PRAGUE—HDL cholesterol (HDL) in patients with chronic kidney disease (CKD) loses its protective effect on vascular endothelium, new findings suggest. Rather than supporting the beneficial functions of the endothelium, it appears to become pro-inflammatory and inhibit them.
Timo Speer, MD of Saarland University Hospital in Homburg/Saar, Germany, reported his results of in vitro and animal testing of HDL here at the 48th Congress of the European Renal Association-European Dialysis and Transplant Association.
Previous work has shown that as estimated glomerular filtration rates decrease, the rate of cardiovascular events increases, long before patients need dialysis. “So kidney disease is a cardiovascular risk factor per se,” Dr. Speer told listeners.
In healthy people, HDL has antioxidant, anti-inflammatory, and antithrombotic effects at the level of the endothelium and promotes nitric oxide (NO) production and endothelial regeneration. Epidemiologic studies have shown a 3% reduction in coronary heart disease for every 1% increase in HDL in the general population.
Using HDL from healthy controls (“healthy HDL”) and from patients with different stages of CKD, Dr. Speer and coworkers incubated isolated aortic endothelial cells with HDL and measured NO production, which increased by about 10% in the presence of healthy HDL but decreased by about 40% in the presence of HDL from stage 5 CKD patients compared with buffer-treated controls. HDL from stage 2 or stage 3/4 patients were associated with the same level of inhibition. Investigators observed a dose-dependent effect, with higher amounts of healthy HDL cholesterol producing greater increases in NO production, and more stage 5 CKD HDL causing more inhibition.

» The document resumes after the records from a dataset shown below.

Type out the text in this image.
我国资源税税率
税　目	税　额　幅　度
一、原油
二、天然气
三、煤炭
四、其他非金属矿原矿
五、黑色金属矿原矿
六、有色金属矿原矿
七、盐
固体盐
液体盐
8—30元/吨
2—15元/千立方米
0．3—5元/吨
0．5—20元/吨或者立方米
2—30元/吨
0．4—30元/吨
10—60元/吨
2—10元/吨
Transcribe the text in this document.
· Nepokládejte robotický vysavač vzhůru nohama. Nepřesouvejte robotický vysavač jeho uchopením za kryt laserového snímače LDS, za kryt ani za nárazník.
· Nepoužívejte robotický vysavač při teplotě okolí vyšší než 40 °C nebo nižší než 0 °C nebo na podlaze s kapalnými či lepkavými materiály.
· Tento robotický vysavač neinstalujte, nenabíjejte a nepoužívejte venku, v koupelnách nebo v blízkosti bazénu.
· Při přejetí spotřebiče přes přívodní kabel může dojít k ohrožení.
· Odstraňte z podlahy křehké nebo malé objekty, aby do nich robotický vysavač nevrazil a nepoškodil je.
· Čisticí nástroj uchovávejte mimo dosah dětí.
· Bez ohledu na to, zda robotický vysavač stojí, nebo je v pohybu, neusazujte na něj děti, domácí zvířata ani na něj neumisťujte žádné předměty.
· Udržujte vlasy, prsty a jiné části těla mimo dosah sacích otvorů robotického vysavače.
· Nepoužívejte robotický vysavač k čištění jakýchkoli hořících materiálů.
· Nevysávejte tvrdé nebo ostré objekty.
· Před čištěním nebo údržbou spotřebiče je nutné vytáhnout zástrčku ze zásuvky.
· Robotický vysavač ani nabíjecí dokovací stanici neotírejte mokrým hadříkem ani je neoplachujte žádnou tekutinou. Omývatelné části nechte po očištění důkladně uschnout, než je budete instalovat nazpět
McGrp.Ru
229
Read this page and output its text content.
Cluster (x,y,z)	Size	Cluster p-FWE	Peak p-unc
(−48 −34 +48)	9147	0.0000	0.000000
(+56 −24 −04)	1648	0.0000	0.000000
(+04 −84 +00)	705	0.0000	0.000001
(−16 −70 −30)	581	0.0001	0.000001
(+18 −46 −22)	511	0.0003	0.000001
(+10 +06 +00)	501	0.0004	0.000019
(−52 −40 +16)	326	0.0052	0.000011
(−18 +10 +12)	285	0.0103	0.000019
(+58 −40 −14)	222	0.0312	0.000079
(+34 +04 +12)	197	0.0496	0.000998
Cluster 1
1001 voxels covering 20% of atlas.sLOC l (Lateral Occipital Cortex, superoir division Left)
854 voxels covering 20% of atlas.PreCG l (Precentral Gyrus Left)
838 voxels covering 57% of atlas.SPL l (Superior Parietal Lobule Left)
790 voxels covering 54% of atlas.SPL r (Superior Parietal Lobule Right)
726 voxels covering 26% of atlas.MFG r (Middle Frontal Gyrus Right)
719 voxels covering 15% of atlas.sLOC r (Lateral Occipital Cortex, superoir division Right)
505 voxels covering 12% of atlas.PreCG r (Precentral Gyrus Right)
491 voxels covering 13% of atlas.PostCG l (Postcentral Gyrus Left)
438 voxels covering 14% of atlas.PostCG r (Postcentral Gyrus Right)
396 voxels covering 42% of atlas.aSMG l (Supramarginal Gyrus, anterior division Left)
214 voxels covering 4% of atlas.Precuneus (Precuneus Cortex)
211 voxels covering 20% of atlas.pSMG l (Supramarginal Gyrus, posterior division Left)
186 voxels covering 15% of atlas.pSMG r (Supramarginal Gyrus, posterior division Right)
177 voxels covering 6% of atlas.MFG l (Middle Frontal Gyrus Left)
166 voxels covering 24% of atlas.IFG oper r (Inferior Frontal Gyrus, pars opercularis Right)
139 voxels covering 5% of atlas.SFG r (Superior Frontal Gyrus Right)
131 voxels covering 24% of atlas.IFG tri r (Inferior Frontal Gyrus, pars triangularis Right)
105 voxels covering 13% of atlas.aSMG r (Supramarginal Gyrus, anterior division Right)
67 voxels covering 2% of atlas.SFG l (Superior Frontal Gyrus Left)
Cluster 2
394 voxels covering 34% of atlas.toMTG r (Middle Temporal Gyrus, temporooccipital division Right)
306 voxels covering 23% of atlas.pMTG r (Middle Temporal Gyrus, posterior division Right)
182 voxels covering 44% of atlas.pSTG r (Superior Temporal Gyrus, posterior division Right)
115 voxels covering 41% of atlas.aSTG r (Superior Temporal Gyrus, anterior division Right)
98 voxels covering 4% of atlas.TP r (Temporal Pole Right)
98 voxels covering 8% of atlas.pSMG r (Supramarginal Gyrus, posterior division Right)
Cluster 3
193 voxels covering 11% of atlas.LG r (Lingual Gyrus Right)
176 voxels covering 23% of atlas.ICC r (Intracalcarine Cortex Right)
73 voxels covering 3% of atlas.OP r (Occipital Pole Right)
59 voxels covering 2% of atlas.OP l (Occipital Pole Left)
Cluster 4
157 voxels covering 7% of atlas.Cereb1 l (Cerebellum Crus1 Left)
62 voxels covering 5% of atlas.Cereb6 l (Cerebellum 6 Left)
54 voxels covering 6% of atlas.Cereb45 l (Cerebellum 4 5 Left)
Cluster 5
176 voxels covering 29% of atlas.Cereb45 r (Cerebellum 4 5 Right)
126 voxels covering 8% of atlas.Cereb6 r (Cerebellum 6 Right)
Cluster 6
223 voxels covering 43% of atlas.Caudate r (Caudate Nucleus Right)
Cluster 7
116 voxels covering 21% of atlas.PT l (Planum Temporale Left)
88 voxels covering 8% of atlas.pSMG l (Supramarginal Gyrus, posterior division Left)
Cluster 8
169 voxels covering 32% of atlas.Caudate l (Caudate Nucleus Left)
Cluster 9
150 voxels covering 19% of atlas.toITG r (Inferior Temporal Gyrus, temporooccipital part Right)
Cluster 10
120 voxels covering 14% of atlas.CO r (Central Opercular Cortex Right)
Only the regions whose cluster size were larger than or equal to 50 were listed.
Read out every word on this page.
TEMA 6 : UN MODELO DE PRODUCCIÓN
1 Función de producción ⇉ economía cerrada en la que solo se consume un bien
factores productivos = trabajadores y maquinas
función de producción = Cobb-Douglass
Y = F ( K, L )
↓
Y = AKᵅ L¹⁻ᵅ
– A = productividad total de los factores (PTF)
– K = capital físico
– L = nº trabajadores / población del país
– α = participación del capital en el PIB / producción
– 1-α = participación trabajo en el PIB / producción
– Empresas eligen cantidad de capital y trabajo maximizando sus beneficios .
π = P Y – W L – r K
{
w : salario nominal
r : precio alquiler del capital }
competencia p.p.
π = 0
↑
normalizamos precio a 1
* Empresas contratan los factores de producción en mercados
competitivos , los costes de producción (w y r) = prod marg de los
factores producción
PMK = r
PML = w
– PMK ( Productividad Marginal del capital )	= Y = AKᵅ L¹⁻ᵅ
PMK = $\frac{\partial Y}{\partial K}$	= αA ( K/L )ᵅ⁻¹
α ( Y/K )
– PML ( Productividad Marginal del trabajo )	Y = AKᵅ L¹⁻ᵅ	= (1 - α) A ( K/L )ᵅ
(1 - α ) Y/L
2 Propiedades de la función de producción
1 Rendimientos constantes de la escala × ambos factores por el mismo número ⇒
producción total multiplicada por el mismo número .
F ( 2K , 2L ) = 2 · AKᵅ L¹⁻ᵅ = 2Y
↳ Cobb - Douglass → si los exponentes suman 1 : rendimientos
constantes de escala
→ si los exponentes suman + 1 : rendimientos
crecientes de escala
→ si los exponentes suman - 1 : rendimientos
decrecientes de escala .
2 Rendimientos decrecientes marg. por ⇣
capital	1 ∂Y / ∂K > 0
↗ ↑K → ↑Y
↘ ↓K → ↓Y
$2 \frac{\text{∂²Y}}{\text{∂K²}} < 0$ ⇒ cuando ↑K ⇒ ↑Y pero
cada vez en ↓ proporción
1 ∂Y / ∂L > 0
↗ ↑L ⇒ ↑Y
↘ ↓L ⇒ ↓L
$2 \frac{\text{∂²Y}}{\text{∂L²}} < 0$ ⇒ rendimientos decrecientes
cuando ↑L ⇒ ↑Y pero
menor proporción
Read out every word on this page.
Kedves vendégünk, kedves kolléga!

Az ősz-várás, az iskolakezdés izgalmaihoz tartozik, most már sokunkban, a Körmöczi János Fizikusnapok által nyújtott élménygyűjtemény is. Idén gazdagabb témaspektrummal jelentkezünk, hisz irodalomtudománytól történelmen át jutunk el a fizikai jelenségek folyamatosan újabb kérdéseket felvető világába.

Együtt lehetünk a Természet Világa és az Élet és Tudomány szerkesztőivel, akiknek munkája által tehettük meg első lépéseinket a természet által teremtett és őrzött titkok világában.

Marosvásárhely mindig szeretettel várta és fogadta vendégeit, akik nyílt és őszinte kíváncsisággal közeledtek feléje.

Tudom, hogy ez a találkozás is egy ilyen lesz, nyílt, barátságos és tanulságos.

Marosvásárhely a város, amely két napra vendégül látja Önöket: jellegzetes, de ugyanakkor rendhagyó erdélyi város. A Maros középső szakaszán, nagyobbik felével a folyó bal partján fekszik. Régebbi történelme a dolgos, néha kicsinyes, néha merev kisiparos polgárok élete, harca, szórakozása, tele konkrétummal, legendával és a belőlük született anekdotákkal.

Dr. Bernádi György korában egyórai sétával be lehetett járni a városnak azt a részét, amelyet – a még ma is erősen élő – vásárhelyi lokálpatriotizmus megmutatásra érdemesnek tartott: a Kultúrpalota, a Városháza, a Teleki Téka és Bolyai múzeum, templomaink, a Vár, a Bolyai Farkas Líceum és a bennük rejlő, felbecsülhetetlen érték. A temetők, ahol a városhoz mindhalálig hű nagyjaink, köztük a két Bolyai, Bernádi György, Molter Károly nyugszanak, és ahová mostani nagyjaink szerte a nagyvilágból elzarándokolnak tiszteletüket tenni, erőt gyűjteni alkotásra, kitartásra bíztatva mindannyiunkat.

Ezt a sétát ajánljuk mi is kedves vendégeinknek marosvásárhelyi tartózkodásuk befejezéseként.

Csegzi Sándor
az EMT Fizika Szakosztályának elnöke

In a study of the mechanism of these effects, the investigators found that HDL in CKD patients increased phosphorylation of an inhibitory site on the endothelial nitric oxide synthase enzyme and decreased phosphorylation of stimulatory sites. HDL from healthy individuals up-regulated phosphorylation of stimulatory sites.
The investigators then looked at the expression of vascular cell adhesion molecule-1 (VCAM-1), which decreased when endothelial cells were incubated in the presence of healthy HDL and the inflammatory mediator tumor necrosis factor-alpha (TNF-alpha). However, CKD HDL was associated with a rise in VCAM-1 expression with or without TNF-alpha, and Dr. Speer concluded that HDL cholesterol from end-stage renal disease patients becomes a pro-inflammatory particle.
He also found that HDL from healthy volunteers decreased apoptosis of endothelial cells but that HDL from dialysis patients had no effect, both in vitro and in vivo. In a mouse model of experimental carotid artery injury, whereby mice were injected with HDL and tissue examined three days later, the injured area of endothelium was almost 40% healed in the presence of healthy HDL. HDL from stage 2, 3/4, or 5 CKD patients, however, resulted in much more limited re-endothelialization in a stage-specific manner, e.g., less than 5% of the area was healed in the presence of stage 5 HDL.
Audience member Charlie Tomson, MD, a consultant nephrologist at the North Bristol NHS Trust in Bristol, United Kingdom and past president of the UK Renal Registry, commented to Renal & Urology News, “It’s a fairly convincing set of experiments to me that HDL taken from kidney patients does different things to the endothelium … compared to HDL from normal patients. It certainly would be an intriguing explanation of why there are such high vascular risks” among patients with CKD. He suggested that it may be informative to conduct epidemiologic studies on CKD patients with different levels of HDL to ascertain if it is vasoprotective or not in real life.